Thinking Machines Rolls Out Tinker, Adds Kimi K2, Qwen3-VL

Thinking Machines Rolls Out Tinker, Adds Kimi K2, Qwen3-VL
Thinking Machines unveils Tinker, a powerful new tool, alongside the innovative Kimi K2 and Qwen3-VL models. – demo.burdah.biz.id

Thinking Machines Tinker API Sheds Waitlist, Embraces Multimodality

SAN FRANCISCO (WHN) – Thinking Machines has moved its Tinker training API out of beta, a move that significantly lowers the barrier for AI engineers looking to fine-tune large language models. The update, rolling out in December 2025, ditches the waitlist and introduces support for OpenAI-compatible sampling and, critically, image inputs via Qwen3-VL vision language models.

This isn’t just about more models; it’s about abstracting away the complexities of distributed training. Tinker aims to let developers write straightforward Python code on a single CPU machine. The service then handles the heavy lifting, mapping that logic onto a GPU cluster and executing the specified computations. It exposes core primitives like `forward_backward` for gradient calculation and `optim_step` for weight updates, keeping the training logic explicit without the overhead of managing GPU failures or complex scheduling.

The underlying mechanism for model adaptation is Low-Rank Adaptation, or LoRA. Instead of retraining entire massive models, LoRA trains small adapter matrices on top of frozen base weights. This drastically reduces memory requirements and makes iterative experimentation on large Mixture-of-Experts (MoE) models far more practical within a shared cluster. This approach is key to making frontier model fine-tuning accessible.

The flagship change for December 2025 is the removal of the waitlist. Anyone can now sign up, review the current model catalog and pricing, and run provided examples directly. This democratizes access to fine-tuning capabilities that were previously out of reach for many smaller teams or individual researchers.

On the model front, Tinker now supports `moonshotai/Kimi-K2-Thinking`. This is a reasoning-focused MoE model boasting approximately 1 trillion parameters. Its design prioritizes long chains of thought and extensive tool usage, positioning it as the largest model currently available in Tinker’s catalog. It joins other models like Qwen3 variants, Llama-3, and DeepSeek-V3.1. The distinction between reasoning models, which generate internal thought processes before an answer, and instruction models, which prioritize direct, low-latency responses, is crucial for selecting the right tool for the job.

Tinker’s inference capabilities have also seen an upgrade. While it previously offered a native sampling interface, the new release adds a second pathway that directly mirrors the OpenAI completions API. This interoperability simplifies integration for developers already familiar with OpenAI’s ecosystem, allowing them to reference Tinker model checkpoints via URIs.

The second major addition is vision input. Tinker now exposes two Qwen3-VL models: `Qwen/Qwen3-VL-30B-A3B-Instruct` and `Qwen/Qwen3-VL-235B-A22B-Instruct`. These are listed as Vision MoE models and can be trained and sampled using the same API surface. Sending an image into a model involves constructing a `ModelInput` that interleaves `ImageChunk` objects with text chunks. The raw image data, along with its format (like PNG or JPEG), is passed in.

This multimodal pipeline is designed for consistency.

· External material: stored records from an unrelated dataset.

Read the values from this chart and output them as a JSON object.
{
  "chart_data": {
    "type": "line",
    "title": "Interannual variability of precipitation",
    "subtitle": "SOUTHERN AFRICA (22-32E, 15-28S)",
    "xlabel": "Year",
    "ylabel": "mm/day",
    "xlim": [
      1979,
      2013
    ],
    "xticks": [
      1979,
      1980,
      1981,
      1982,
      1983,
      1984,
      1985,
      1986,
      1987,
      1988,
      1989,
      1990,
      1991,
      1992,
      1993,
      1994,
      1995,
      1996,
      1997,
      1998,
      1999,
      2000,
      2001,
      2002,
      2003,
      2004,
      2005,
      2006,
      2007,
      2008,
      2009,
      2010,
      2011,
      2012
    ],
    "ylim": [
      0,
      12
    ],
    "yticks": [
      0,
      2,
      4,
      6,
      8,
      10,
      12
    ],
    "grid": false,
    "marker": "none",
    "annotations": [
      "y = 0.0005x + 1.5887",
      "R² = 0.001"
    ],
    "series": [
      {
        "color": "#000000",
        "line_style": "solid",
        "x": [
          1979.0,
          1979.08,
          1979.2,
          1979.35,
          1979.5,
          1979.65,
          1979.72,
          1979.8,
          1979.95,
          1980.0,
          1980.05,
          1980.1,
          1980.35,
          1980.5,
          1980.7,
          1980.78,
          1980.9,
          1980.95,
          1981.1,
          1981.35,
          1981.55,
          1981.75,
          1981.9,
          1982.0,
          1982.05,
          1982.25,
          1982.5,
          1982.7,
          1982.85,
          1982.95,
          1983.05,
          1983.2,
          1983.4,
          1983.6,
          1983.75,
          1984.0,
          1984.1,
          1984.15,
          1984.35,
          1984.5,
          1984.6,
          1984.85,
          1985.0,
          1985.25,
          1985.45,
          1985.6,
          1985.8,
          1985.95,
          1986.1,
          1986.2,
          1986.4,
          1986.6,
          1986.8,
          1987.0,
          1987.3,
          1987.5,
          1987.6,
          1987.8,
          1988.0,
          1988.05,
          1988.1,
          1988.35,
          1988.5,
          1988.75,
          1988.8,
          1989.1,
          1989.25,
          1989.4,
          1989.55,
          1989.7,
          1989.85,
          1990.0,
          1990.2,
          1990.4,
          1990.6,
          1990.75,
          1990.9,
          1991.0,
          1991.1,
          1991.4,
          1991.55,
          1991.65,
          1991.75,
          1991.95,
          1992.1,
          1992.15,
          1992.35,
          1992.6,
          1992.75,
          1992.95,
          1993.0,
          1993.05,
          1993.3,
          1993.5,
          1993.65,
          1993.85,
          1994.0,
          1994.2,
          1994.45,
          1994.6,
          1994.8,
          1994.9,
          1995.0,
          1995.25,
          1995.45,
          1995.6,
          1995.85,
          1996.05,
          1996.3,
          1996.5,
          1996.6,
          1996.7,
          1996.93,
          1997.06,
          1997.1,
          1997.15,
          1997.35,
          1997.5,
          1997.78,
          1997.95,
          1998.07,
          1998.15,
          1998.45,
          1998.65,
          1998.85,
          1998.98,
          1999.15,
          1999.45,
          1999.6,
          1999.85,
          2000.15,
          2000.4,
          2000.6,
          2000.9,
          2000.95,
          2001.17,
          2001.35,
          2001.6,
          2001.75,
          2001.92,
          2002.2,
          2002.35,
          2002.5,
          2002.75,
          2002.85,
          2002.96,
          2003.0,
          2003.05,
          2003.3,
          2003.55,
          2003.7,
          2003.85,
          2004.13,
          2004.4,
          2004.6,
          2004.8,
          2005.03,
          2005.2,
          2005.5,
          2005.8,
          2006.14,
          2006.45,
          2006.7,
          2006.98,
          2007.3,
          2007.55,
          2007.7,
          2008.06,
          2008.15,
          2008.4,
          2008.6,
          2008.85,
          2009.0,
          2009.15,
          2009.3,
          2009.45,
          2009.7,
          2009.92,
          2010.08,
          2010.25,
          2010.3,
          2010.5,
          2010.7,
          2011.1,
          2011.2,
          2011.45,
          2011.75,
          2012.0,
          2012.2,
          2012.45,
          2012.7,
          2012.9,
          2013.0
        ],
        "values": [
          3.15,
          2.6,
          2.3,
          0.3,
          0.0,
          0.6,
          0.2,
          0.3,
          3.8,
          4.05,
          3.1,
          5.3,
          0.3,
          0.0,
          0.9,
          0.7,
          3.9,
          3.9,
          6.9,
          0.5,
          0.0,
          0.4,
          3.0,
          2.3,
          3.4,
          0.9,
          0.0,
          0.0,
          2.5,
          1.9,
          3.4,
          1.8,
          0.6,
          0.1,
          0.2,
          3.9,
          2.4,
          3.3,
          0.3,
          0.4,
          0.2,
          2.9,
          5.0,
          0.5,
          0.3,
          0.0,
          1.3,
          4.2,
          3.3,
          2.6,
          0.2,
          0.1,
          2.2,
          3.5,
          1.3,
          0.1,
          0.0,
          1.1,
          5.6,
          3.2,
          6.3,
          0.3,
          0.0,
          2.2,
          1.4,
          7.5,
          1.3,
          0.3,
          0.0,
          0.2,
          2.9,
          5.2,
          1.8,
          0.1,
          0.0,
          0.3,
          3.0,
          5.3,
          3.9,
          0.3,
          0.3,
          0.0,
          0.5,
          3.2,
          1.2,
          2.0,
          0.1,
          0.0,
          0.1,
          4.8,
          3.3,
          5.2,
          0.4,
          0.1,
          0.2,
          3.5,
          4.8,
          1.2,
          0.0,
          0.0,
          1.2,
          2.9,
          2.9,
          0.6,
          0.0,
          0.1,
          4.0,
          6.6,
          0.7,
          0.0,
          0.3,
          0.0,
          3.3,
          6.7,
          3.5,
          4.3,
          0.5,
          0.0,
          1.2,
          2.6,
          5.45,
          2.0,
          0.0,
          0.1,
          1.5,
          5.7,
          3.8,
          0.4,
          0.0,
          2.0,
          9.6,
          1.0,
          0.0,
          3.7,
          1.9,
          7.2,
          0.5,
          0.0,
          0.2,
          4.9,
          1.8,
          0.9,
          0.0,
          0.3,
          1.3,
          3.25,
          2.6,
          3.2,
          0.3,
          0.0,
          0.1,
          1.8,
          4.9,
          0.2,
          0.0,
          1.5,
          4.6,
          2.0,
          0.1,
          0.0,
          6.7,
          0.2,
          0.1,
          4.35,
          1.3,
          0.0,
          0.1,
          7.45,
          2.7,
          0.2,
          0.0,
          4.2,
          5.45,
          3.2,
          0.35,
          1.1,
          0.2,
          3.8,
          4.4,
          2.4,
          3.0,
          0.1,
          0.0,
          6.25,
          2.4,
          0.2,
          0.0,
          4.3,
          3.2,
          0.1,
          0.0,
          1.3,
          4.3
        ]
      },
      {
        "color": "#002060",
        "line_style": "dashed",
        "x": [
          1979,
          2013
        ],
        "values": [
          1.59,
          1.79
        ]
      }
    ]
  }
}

Whether you’re performing supervised learning or reinforcement learning fine-tuning, the API representation for vision inputs remains the same, streamlining the development of multimodal pipelines. Crucially, these vision inputs are fully supported within Tinker’s LoRA training setup.

To demonstrate the new vision capabilities, the Tinker team fine-tuned `Qwen3-VL-235B-A22B-Instruct` as an image classifier. They leveraged four standard datasets for this experiment. Because Qwen3-VL is a language model with visual input, the classification task is framed as text generation: the model receives an image and outputs the class name as a text sequence.

As a comparative baseline, the team also fine-tuned a DINOv2 base model. DINOv2, a self-supervised vision transformer, encodes images into embeddings and often serves as a foundation for vision tasks. For this experiment, a classification head was attached to the DINOv2 backbone to predict label distributions. Both the Qwen3-VL model and the DINOv2 base were trained using LoRA adapters within Tinker, emphasizing data efficiency.

The experiment specifically tested performance with varying numbers of labeled examples per class, starting as low as one sample per class. Classification accuracy was measured at each increment. This focus on data efficiency highlights the potential for fine-tuning powerful multimodal models even with limited labeled data, a common bottleneck in AI development.